The Sheikh Jassim Cup - inaugurated in 1977, the annual super cup competition is held as the season's opening event. Contested by the previous season's winners of the Qatar Stars League and the Emir Cup, the competition is a straight head-to-head match. The 2020/21 Cup will see Al Duhail Sports Club (QSL winner 2019/20) and Al Sadd Football Club (Emir Cup 2020 winner) battle for the title. Al Sadd is the Cup's most successful club, having won the event fifteen times to date.
The Qatar Cup - previously the Qatar Crown Prince Cup until 2013, the Qatar Cup was established in 1994. Designed as a super cup competition, the event invites the top four QSL teams to face one another in a straight knockout tournament at the end of the season. Current 2021 champions Al Sadd is the Cup's most prolific winner; the club has won the event a total of eight times.
The Ooredoo Cup - founded in 2009, the Qatari Stars Cup, or Ooredoo Cup for sponsorship reasons, is a relative newcomer to the calendar of the annual competitions. The knockout competition involves the First Division teams only and follows a round-robin league structure, with teams split into two groups. The idea behind the Cup's creation is to provide squads with more competitive games during the season. Teams may use first-team players, under-23s and under-19s, allowing many to build on their competitive experience. Al Sadd is the current Cup champion, though Al Gharrafa has won the event on most occasions.

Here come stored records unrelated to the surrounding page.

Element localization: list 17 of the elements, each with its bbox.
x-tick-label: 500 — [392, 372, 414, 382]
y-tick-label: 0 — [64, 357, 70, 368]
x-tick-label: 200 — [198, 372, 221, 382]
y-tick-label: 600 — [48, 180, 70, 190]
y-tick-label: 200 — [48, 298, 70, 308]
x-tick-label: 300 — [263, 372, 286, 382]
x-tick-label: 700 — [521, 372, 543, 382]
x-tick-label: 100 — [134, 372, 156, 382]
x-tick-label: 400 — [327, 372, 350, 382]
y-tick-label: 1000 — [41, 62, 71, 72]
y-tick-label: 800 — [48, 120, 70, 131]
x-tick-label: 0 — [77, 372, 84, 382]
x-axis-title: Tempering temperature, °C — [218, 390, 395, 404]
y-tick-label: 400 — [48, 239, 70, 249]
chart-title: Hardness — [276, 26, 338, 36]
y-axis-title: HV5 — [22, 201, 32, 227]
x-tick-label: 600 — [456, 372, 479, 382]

Domestic teams may also, dependent on qualification, participate in the annual continental competitions, the Asian Football Confederation’s (AFC) Champions League and Asian Cup, and the GCC Champions League.
A Bright Future
Qatar's domestic football has steadily developed over the years in line with the QFA's vision and, of course, the country's National Vision and plans as host of the FIFA 2022 World Cup. More people now play football across the nation than ever before and from all social groups. There are also more opportunities for playing sport, especially football, as clubs and academies and training facilities spring up - not just for elite sportspersons but for everyone. Domestic football at all levels in Qatar is thriving in 2021.